Who do you want building your kernel? Someone who eats, breathes and sleeps it and will trample over anyone and anything to do so, or someone that's aware of the "wider picture", the business case for delayed releases, the internal policitcs of large organisations?
There is room in this world for single-minded, borderline autistic obsessives - I want them building my kernels, my braking systems and my parachutes.
-
-
Tuesday 20th January 2015 14:42 GMT Tom 13
Re: Who do you want building your kernel?
If you're willing to admit that coding skills and social skills are on independent axes, why do keep being a dick and insisting only people who have both can code important projects?
I'm always amazed at how many people love Hugh Laurie in House, yet rant endlessly about such people when they are real life bosses.
-
-
Tuesday 20th January 2015 12:31 GMT Anonymous Coward
@Fandom: Well, when you talk about "pompous, arrogant and just downright unpleasant"...
... you certainly know what you are talkin about.
I am rubber you are glue! Hey, if we're going to just so the "No, you are!" argument, let's do it properly.
Difficult to judge my pompousness from one anonymous post though. Torvald's is all over the internet....
-
-
Monday 19th January 2015 11:51 GMT yossarianuk
Re: No need to be a dick.
> Not while the public face of linux and the internet voices of it's devotees remain so pompous, arrogant and just downright unpleasant...

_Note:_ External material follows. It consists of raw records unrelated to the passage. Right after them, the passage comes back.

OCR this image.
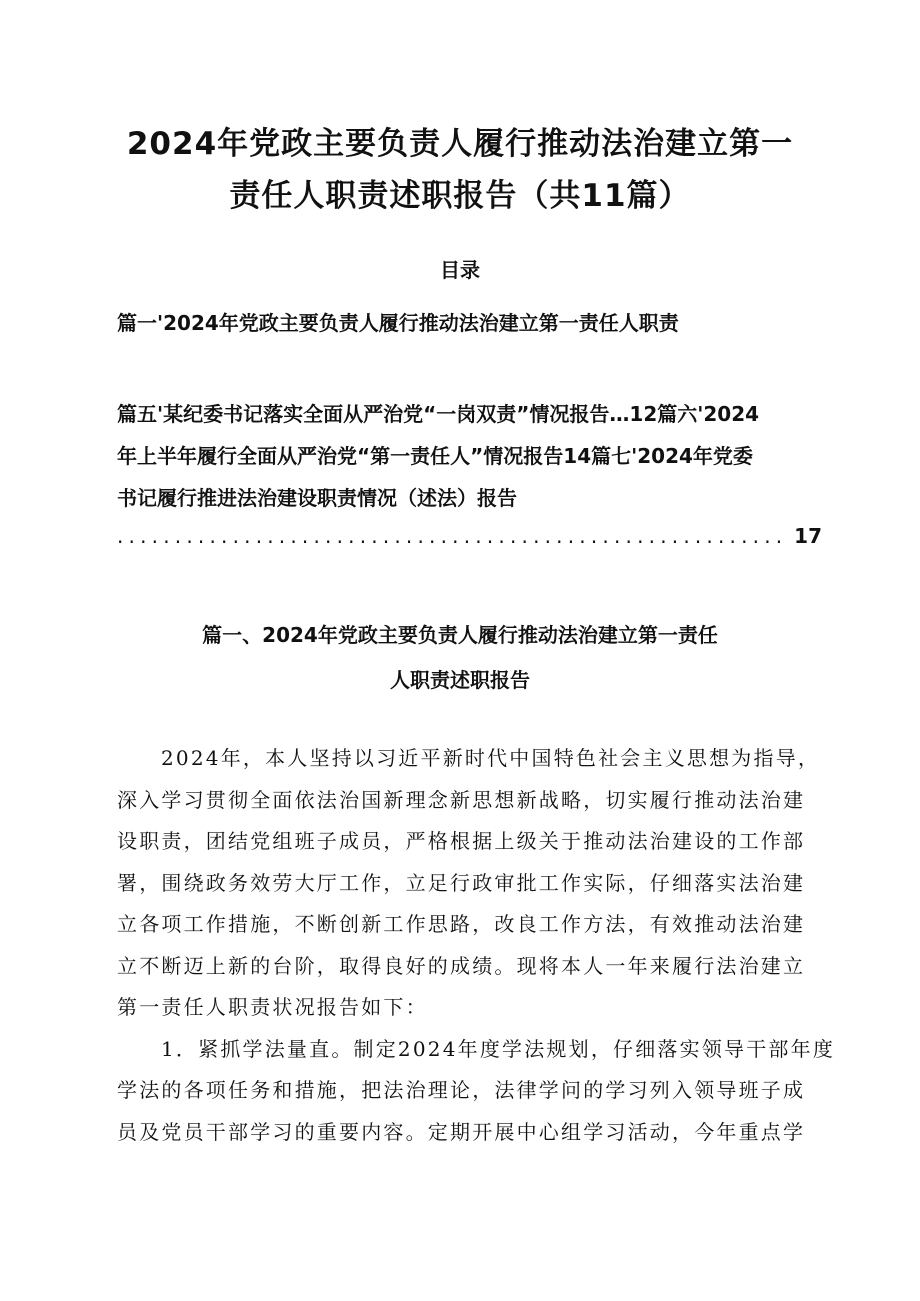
2024年党政主要负责人履行推动法治建立第一
责任人职责述职报告（共11篇）
目录
篇一'2024年党政主要负责人履行推动法治建立第一责任人职责
篇五'某纪委书记落实全面从严治党“一岗双责”情况报告…12篇六'2024
年上半年履行全面从严治党“第一责任人”情况报告14篇七'2024年党委
书记履行推进法治建设职责情况（述法）报告
.......................................................... 17
篇一、2024年党政主要负责人履行推动法治建立第一责任
人职责述职报告
2024年，本人坚持以习近平新时代中国特色社会主义思想为指导，
深入学习贯彻全面依法治国新理念新思想新战略，切实履行推动法治建
设职责，团结党组班子成员，严格根据上级关于推动法治建设的工作部
署，围绕政务效劳大厅工作，立足行政审批工作实际，仔细落实法治建
立各项工作措施，不断创新工作思路，改良工作方法，有效推动法治建
立不断迈上新的台阶，取得良好的成绩。现将本人一年来履行法治建立
第一责任人职责状况报告如下：
1．紧抓学法量直。制定2024年度学法规划，仔细落实领导干部年度
学法的各项任务和措施，把法治理论，法律学问的学习列入领导班子成
员及党员干部学习的重要内容。定期开展中心组学习活动，今年重点学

So Enterprise, phones, tablets, toasters, watches, fridges, cars, etc are fine with such a person.
Why does the desktop need nice people again ?
-
Monday 19th January 2015 16:05 GMT FIA
Re: No need to be a dick.
"Year of the linux desktop? Not while ..." Microsoft maintain a monopoly on IT in the workplace and consumer focused computing increasingly moves to tablets and mobiles. (and Macs).
;)
Jobs was a dick and people still seem to like his shiny shiny.
Most non techie* desktop users don't even know who Linus is.

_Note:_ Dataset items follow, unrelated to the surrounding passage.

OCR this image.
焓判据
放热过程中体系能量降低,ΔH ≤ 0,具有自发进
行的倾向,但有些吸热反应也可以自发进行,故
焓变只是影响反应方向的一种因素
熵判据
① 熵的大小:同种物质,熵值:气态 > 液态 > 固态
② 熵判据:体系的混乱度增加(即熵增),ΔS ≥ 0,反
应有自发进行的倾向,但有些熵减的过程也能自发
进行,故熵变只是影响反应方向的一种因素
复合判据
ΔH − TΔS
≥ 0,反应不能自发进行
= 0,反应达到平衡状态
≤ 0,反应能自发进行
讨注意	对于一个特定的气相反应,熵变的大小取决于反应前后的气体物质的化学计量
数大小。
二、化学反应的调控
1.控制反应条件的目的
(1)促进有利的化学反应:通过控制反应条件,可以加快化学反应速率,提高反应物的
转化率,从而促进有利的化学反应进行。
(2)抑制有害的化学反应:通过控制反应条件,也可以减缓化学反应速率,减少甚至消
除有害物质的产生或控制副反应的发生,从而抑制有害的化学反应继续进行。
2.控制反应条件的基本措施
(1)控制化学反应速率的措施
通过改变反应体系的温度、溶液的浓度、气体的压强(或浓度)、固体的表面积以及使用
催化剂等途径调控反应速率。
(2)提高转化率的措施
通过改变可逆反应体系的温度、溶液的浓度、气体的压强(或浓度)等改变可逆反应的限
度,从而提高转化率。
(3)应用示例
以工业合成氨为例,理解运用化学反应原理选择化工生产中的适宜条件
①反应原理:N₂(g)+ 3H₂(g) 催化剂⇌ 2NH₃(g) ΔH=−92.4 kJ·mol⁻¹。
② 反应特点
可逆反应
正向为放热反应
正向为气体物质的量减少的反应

(*Aside: I really wanted to write 'techy' here, but I couldn't stop thinking of Mr Flibble).
-
Thursday 22nd January 2015 16:20 GMT Michael Wojcik
Re: No need to be a dick.
Year of the linux desktop? Not while the public face of linux and the internet voices of it's devotees remain so pompous, arrogant and just downright unpleasant...
So true. Why, Windows would never have become popular if Gates and Balmer weren't so damn charismatic. And the Apple OSes also clearly owe their success to the modest charm of Mr Jobs.
Really, I can't think of a single OS that doesn't owe its success to some saintly technical leader.
-
Monday 19th January 2015 13:08 GMT phil dude
Re: Sounds like he needs a kernel upgrade
and yet you're A/C, so how do we know what *you* do for a living?
Seriously, I get why LT is not concerned about his social persona.
Perhaps there is the lesson about meritocracy here?
Have politicians blinded us all with their "polite but incompetent" veneer?
There is short enough supply of competent people in this world, LT seems to have found the groove that plays the nicest tune...
P.
-
-
Monday 19th January 2015 09:36 GMT jake
There is a difference between asshatery and "not-my-problem & I'm tired of hearing about it".
"Might Torvalds have been aware of Google's twin disclosures of as-yet-unpatched Windows flaws last week? Sadly that question didn't come up during the talk."
Methinks Torvalds doesn't give a shit about Windows flaws. Not his problem. Nor mine.
-
Monday 19th January 2015 10:02 GMT Anonymous Coward
So he admits it
He is unfit for the workplace. He may well be the darling of the penguinista fanbois, but that is no excuse for him being aggressive and insulting. If he wasn't idolised so much he would have been fired a long time ago for bullying.
If Linux wants to be taken seriously, they have got to find a better poster-boy.
As for 5 days to disclosure...no wonder Linux is derided. Some people have real work to do and can't spend 24/7 sat on the command line recompiling their kernels because some amateur screwed up. Again.
At least with professional software you (usually) get updates at a predictable cadence and can plan the patches. Seems Mr Torvalds would rather have us firehose the damned things and that just won't happen.